More than ever, digital age organizations need to be responsive to signals and feedback from customers, from the market in general, and from regulators. This calls for a inclusive, accountable, and decentralized system of decision making. However, the status quo in many organizations is a centralized system that is not so inclusive or accountable.

Cleararchy does not mandate collective or consensus-based decision making as the way to make it inclusive. That path, in most corporate cultures, often leads to decisions that are made unilaterally but are presented as the result of collective deliberations. Instead, Cleararchy relies on clear demarcation of decision rights and input rights for each category of decisions. Input rights provide for inclusiveness. Decision rights provide for autonomy and accountability and they speed up decision making. To make this happen in practice, Cleararchy advocates the use of discussion and decision records and the practice of decision retrospectives. That's it.

  1. Category-wise assignment of people with decision rights or input rights.

  2. Discussion records

  3. Decision records

  4. Periodic decision retrospectives

Simple but not necessarily easy to implement in an organization used to conventional ways of decision making.

What about evidence-based or data-driven or data-informed decision making, one may ask. Cleararchy is highly compatible with these methods. In fact, data or evidence is usually demanded in any robust discussion towards a key decision. But in the absence of clear input rights or a discussion record or the prospect of a retrospective, it is non uncommon for people in power to provide a less than adequate response to requests for evidence or data. Cleararchy provides a formal framework to nudge decision makers towards greater rigor in decision making.

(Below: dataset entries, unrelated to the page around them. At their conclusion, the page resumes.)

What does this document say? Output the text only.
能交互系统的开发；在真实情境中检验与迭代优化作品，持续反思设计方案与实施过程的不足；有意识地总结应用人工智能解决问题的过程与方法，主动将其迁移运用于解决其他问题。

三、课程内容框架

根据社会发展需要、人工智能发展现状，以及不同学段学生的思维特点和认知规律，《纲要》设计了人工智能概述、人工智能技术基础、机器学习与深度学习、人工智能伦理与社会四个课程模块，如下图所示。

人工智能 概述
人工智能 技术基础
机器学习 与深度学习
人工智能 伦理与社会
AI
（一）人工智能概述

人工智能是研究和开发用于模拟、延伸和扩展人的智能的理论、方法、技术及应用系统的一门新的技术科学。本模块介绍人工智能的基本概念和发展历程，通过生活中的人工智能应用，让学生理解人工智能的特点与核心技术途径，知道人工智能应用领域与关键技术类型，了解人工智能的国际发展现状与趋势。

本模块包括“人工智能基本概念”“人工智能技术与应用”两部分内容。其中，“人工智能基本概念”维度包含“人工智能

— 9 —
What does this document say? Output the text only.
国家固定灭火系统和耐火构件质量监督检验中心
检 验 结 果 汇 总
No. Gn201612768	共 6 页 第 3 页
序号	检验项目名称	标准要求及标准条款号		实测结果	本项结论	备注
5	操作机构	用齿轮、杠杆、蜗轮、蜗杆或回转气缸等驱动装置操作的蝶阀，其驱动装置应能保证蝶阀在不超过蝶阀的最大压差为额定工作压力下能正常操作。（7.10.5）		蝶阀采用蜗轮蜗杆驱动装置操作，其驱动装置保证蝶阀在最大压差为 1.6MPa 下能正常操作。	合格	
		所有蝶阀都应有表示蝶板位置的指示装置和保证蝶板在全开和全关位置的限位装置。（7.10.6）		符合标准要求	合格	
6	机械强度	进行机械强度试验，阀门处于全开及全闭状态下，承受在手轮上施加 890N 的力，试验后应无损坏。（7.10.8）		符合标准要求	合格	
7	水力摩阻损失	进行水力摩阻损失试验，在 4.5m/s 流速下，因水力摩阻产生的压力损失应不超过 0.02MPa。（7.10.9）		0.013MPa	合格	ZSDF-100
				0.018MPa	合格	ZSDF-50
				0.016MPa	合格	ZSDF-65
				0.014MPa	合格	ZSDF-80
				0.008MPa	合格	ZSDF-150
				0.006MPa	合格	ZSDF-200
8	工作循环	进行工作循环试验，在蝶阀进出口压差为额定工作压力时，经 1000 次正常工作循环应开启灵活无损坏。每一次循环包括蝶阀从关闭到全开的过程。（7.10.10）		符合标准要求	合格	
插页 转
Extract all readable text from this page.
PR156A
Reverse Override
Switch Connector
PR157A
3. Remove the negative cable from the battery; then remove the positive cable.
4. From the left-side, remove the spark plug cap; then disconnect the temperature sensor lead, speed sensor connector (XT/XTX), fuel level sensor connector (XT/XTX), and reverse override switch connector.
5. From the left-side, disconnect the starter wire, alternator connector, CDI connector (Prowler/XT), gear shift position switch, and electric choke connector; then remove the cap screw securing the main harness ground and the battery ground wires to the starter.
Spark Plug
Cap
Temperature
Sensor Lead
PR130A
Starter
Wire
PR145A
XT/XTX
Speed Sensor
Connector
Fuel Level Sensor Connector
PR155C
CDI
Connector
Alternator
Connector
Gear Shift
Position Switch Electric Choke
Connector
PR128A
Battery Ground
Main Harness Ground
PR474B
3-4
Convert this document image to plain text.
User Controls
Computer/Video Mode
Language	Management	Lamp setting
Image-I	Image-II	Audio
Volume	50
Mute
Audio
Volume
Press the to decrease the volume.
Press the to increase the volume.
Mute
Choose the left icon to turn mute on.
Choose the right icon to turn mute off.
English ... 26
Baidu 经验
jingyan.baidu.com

Besides, even tech companies, for all their expertise with data, aren't always rigorous in their decision making. In his memoir about his product manager days at Facebook, called Chaos Monkeys, Antonio Garcia Martinez points out:

As I observed more than once at Facebook, and as I imagine is the case in all organizations from business to government, high-level decisions that affected thousands of people and billions in revenue would be made on gut feel, the residue of whatever historical politics were in play, and the ability to cater persuasive messages to people either busy, impatient, or uninterested (or all three).